Comparing the data in
Table 3, it can be seen that the average error of SVR and XGBoost forecasting results for one consecutive week is still lower than that of LSTM and BP. The error of SVR and XGBoost decreases by 0.29% and 0.81% compared with LSTM and BP, while XGBoost decreases by 0.07% and 0.59%. It can be seen that the XGBoost forecasting model is still better than the traditional heuristic algorithm forecasting model. The mean error of SVR also decreased by 0.22% compared to XGBoost. CEEMD-MLR-LSSVR-SBO has the highest accuracy in the continuous week forecasting, and the error fluctuation is not large. The mean value of weekly error decreases by 0.16%, 0.31%, 0.04%, 0.13% and 0.26% compared with the other five models, respectively. The mean root errors also decreased by 0.49%, 0.58, 0.52%, 0.41% and 0.5%, indicating that the CEEMD-MLR-LSSVR-SBO combination method can improve the accuracy and stability of model forecasting.

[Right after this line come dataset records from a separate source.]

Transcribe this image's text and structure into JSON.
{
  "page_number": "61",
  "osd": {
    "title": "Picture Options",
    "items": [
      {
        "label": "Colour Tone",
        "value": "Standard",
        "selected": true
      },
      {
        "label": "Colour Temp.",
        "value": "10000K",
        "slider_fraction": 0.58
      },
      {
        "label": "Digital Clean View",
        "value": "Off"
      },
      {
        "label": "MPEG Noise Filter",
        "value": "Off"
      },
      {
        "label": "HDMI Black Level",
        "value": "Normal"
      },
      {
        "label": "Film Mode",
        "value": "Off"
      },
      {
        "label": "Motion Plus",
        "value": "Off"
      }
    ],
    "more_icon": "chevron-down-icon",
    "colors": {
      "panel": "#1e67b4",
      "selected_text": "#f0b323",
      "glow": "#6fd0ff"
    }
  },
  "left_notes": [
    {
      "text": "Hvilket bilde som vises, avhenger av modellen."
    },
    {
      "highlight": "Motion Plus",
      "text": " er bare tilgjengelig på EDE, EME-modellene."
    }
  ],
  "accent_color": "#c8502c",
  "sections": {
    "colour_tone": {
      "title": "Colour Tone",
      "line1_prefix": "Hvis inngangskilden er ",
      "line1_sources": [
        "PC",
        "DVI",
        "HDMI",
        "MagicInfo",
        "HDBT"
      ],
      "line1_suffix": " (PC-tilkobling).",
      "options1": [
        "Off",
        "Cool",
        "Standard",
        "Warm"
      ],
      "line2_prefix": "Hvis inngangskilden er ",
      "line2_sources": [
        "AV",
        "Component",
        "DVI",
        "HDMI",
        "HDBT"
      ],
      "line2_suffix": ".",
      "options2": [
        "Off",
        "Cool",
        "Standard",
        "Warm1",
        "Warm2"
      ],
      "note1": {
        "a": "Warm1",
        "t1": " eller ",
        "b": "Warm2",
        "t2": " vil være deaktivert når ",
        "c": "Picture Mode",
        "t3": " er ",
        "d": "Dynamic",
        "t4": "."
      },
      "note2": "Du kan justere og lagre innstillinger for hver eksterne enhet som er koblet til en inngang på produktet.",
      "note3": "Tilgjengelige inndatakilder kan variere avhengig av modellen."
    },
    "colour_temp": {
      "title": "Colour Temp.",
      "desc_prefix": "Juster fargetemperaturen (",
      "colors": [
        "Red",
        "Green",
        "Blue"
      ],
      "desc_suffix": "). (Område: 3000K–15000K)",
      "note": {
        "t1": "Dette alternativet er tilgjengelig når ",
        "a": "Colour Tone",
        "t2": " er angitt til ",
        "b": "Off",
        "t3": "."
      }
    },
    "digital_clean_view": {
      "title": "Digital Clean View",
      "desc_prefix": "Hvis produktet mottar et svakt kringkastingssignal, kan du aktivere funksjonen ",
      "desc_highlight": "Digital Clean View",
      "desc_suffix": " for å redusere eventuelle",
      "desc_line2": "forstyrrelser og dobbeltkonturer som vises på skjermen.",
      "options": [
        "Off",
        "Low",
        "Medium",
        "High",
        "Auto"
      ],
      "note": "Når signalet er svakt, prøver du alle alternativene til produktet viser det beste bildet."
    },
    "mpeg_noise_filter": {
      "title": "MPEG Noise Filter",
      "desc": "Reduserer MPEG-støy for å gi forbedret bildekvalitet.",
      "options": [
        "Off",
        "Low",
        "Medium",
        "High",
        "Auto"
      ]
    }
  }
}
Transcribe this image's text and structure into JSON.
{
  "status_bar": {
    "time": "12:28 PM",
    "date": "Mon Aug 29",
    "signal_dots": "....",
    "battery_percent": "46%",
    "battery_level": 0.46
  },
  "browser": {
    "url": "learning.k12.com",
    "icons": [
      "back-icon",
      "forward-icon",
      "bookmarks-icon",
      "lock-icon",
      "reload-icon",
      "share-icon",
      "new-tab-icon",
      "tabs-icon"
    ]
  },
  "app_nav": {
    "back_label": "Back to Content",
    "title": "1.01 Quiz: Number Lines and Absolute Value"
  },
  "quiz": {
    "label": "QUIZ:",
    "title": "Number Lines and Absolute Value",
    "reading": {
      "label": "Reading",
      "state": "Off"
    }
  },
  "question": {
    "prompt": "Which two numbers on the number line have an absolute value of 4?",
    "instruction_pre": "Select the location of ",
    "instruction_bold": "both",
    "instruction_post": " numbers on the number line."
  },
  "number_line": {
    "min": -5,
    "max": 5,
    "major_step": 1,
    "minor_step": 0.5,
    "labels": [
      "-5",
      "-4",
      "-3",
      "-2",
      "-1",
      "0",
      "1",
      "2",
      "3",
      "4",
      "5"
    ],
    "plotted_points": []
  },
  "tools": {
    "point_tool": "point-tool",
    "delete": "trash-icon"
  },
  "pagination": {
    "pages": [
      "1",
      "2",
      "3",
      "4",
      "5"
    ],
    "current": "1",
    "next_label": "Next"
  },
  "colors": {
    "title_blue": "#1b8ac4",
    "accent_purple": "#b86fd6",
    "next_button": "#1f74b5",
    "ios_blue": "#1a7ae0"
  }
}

Among them, the EMD superposition forecasting method selected well by each component model is to select the forecasting model with the best forecasting effect of each IMF component according to the individual forecasting error of the previous basic learner. Finally, the high-frequency and low-frequency components are superimposed to form the load curve of the forecasting period. In the experiment of the simple forecasting method, the historical original load data are used as input, and the load curve of the output forecasting period is forecast directly. The experimental results show that the forecasting results of simple forecasting methods have the problem of peak lag to a certain extent, because the forecasting results are greatly affected by the historical load of input. The forecasting accuracy based on CEEMD-MLR-LSSVR-SBO is obviously higher than that of the simple forecasting method, and the problem of peak lag is obviously improved. Although its forecasting accuracy is slightly lower than that of the EMD superposition forecasting method, the EMD superposition forecasting method based on each component model selects the component forecasting model according to the forecasting error, that is, it is difficult to realize in practical application, while the forecasting based on CEEMD-MLR-LSSVR-SBO overcomes the shortcomings of re-selection of each component forecasting model and has higher practicability.